AFAICT, yes. I'd need to look into it to make sure that's safe.
>> Besides, do we want to share a tcon with two different superblocks that
>> have 'fsc' and 'nofsc', respectively? If not, it would be better to fix
>> match_tcon() as well to handle such case.
>
> Maybe? What does a tcon *actually* represent? I note that in
> cifs_match_super(), it's not the only criterion matched upon - so you can, at
> least in apparent theory, get different superblocks for the same tcon anyway.
tcon simply represents a tree connected SMB share. It can be either an
IPC share (\\srv\IPC$) or the actual share (\\srv\share) we're accessing
the files from.
Consider the following example where a tcon is reused from different
CIFS superblocks:
mount.cifs //srv/share /mnt/1 -o ${opts} # new super, new tcon
mount.cifs //srv/share/dir /mnt/2 -o ${opts} # new super, reused tcon
So, /mnt/1/dir/foo and /mnt/2/foo will lead to different inodes.
The two mounts are accessing the same tcon (\\srv\share) but the new
superblock was created because the prefix path "\dir" didn't match in
cifs_match_super().

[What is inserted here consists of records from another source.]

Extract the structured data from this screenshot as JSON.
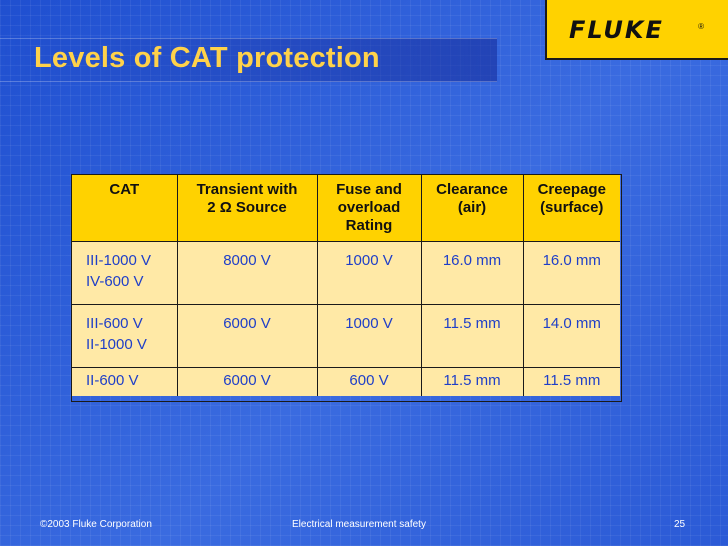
{
  "title": "Levels of CAT protection",
  "logo": {
    "text": "FLUKE",
    "reg": "®"
  },
  "table": {
    "headers": [
      {
        "line1": "CAT",
        "line2": "",
        "line3": ""
      },
      {
        "line1": "Transient with",
        "line2": "2 Ω Source",
        "line3": ""
      },
      {
        "line1": "Fuse and",
        "line2": "overload",
        "line3": "Rating"
      },
      {
        "line1": "Clearance",
        "line2": "(air)",
        "line3": ""
      },
      {
        "line1": "Creepage",
        "line2": "(surface)",
        "line3": ""
      }
    ],
    "rows": [
      {
        "cat_line1": "III-1000 V",
        "cat_line2": "IV-600 V",
        "transient": "8000 V",
        "fuse": "1000 V",
        "clearance": "16.0 mm",
        "creepage": "16.0 mm"
      },
      {
        "cat_line1": "III-600 V",
        "cat_line2": "II-1000 V",
        "transient": "6000 V",
        "fuse": "1000 V",
        "clearance": "11.5 mm",
        "creepage": "14.0 mm"
      },
      {
        "cat_line1": "II-600 V",
        "cat_line2": "",
        "transient": "6000 V",
        "fuse": "600 V",
        "clearance": "11.5 mm",
        "creepage": "11.5 mm"
      }
    ]
  },
  "footer": {
    "copyright": "©2003 Fluke Corporation",
    "subject": "Electrical measurement safety",
    "page": "25"
  },
  "colors": {
    "title": "#ffd24a",
    "header_bg": "#ffd200",
    "cell_bg": "#ffe9a6",
    "cell_text": "#1f3fc8",
    "background": "#2f5fd9"
  }
}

Trust me, that's a very common scenario.
> This suggests that the tcon might not be the best place for the fscache volume
> cookie as you can have multiple inodes wishing to use the same file cookie if
> there are multiple mounts mounting the same tcon but, say, with different
> mount parameters.
We're not supposed to allow mounts with different parameters reusing
servers, sessions or tcons, so that should be no issue.
> I'm not sure what the right way around this is. The root of the problem is
> coherency management. If we make a change to an inode on one mounted
> superblock and this bounces a change notification over to the server that then
> pokes an inode in another mounted superblock on the same machine and causes it
> to be invalidated, you lose your local cache if both inodes refer to the same
> fscache cookie.
Yes, that could be a problem. Perhaps placing the fscache cookie in the
superblock would be a way to go, so we can handle the different fscache
cookies for the superblocks that contain different prefix paths and
access same tcon.
> Remember: fscache does not do this for you! It's just a facility by which
> which data can be stored and retrieved. The netfs is responsible for telling
> it when to invalidate and handling coherency.
ACK.
> That said, it might be possible to time-share a cookie on cifs with leases,
> but the local superblocks would have to know about each other - in which case,
> why are they separate superblocks?
See above why they could be separate superblocks.